We present a robotic system of picking target from a pile of objects
that is capable to find and pick the target object
by removing obstacles away in the appropriate order.
The key idea to achieve this is segmenting instances regarding
both visible and occluded masks,
which we call `instance occlusion segmentation'
to find which objects are occluding the target object.
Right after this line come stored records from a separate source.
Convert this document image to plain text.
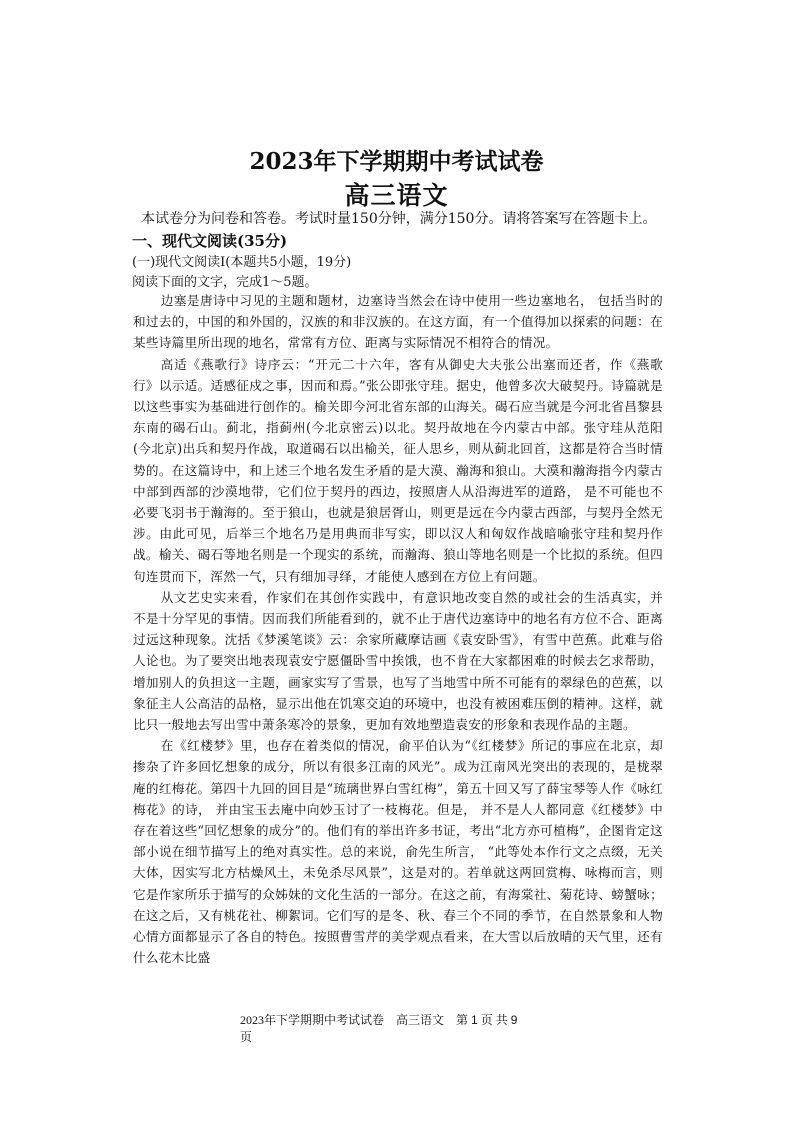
2023年下学期期中考试试卷
高三语文
本试卷分为问卷和答卷。考试时量150分钟，满分150分。请将答案写在答题卡上。
一、现代文阅读(35分)
(一)现代文阅读Ⅰ(本题共5小题，19分)
阅读下面的文字，完成1～5题。

边塞是唐诗中习见的主题和题材，边塞诗当然会在诗中使用一些边塞地名， 包括当时的和过去的，中国的和外国的，汉族的和非汉族的。在这方面，有一个值得加以探索的问题：在某些诗篇里所出现的地名，常常有方位、距离与实际情况不相符合的情况。

高适《燕歌行》诗序云：“开元二十六年，客有从御史大夫张公出塞而还者，作《燕歌行》以示适。适感征戍之事，因而和焉。”张公即张守珪。据史，他曾多次大破契丹。诗篇就是以这些事实为基础进行创作的。榆关即今河北省东部的山海关。碣石应当就是今河北省昌黎县东南的碣石山。蓟北，指蓟州(今北京密云)以北。契丹故地在今内蒙古中部。张守珪从范阳(今北京)出兵和契丹作战，取道碣石以出榆关，征人思乡，则从蓟北回首，这都是符合当时情势的。在这篇诗中，和上述三个地名发生矛盾的是大漠、瀚海和狼山。大漠和瀚海指今内蒙古中部到西部的沙漠地带，它们位于契丹的西边，按照唐人从沿海进军的道路， 是不可能也不必要飞羽书于瀚海的。至于狼山，也就是狼居胥山，则更是远在今内蒙古西部，与契丹全然无涉。由此可见，后举三个地名乃是用典而非写实，即以汉人和匈奴作战暗喻张守珪和契丹作战。榆关、碣石等地名则是一个现实的系统，而瀚海、狼山等地名则是一个比拟的系统。但四句连贯而下，浑然一气，只有细加寻绎，才能使人感到在方位上有问题。

从文艺史实来看，作家们在其创作实践中，有意识地改变自然的或社会的生活真实，并不是十分罕见的事情。因而我们所能看到的，就不止于唐代边塞诗中的地名有方位不合、距离过远这种现象。沈括《梦溪笔谈》云：余家所藏摩诘画《袁安卧雪》，有雪中芭蕉。此难与俗人论也。为了要突出地表现袁安宁愿僵卧雪中挨饿，也不肯在大家都困难的时候去乞求帮助，增加别人的负担这一主题，画家实写了雪景，也写了当地雪中所不可能有的翠绿色的芭蕉，以象征主人公高洁的品格，显示出他在饥寒交迫的环境中，也没有被困难压倒的精神。这样，就比只一般地去写出雪中萧条寒冷的景象，更加有效地塑造袁安的形象和表现作品的主题。

在《红楼梦》里，也存在着类似的情况，俞平伯认为“《红楼梦》所记的事应在北京，却掺杂了许多回忆想象的成分，所以有很多江南的风光”。成为江南风光突出的表现的，是栊翠庵的红梅花。第四十九回的回目是“琉璃世界白雪红梅”，第五十回又写了薛宝琴等人作《咏红梅花》的诗， 并由宝玉去庵中向妙玉讨了一枝梅花。但是， 并不是人人都同意《红楼梦》中存在着这些“回忆想象的成分”的。他们有的举出许多书证，考出“北方亦可植梅”，企图肯定这部小说在细节描写上的绝对真实性。总的来说，俞先生所言， “此等处本作行文之点缀，无关大体，因实写北方枯燥风土，未免杀尽风景”，这是对的。若单就这两回赏梅、咏梅而言，则它是作家所乐于描写的众姊妹的文化生活的一部分。在这之前，有海棠社、菊花诗、螃蟹咏；在这之后，又有桃花社、柳絮词。它们写的是冬、秋、春三个不同的季节，在自然景象和人物心情方面都显示了各自的特色。按照曹雪芹的美学观点看来，在大雪以后放晴的天气里，还有什么花木比盛

2023年下学期期中考试试卷　高三语文　第 1 页 共 9
页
To achieve this, we extend existing instance segmentation model
with a novel `relook' architecture, in which the model explicitly
learns the inter-instance relationship.
With extension to existing image synthesis,
we also make the system to be capable to handle novel objects without human annotations,
in consideration of the future applications like warehouse picking.
The experimental results show the effectiveness of
the relook architecture compared with the conventional model
and image synthesis compared with the human annotations
for instance occlusion segmentation.
We also demonstrate the capability of our picking system
for picking a target in a cluttered environment.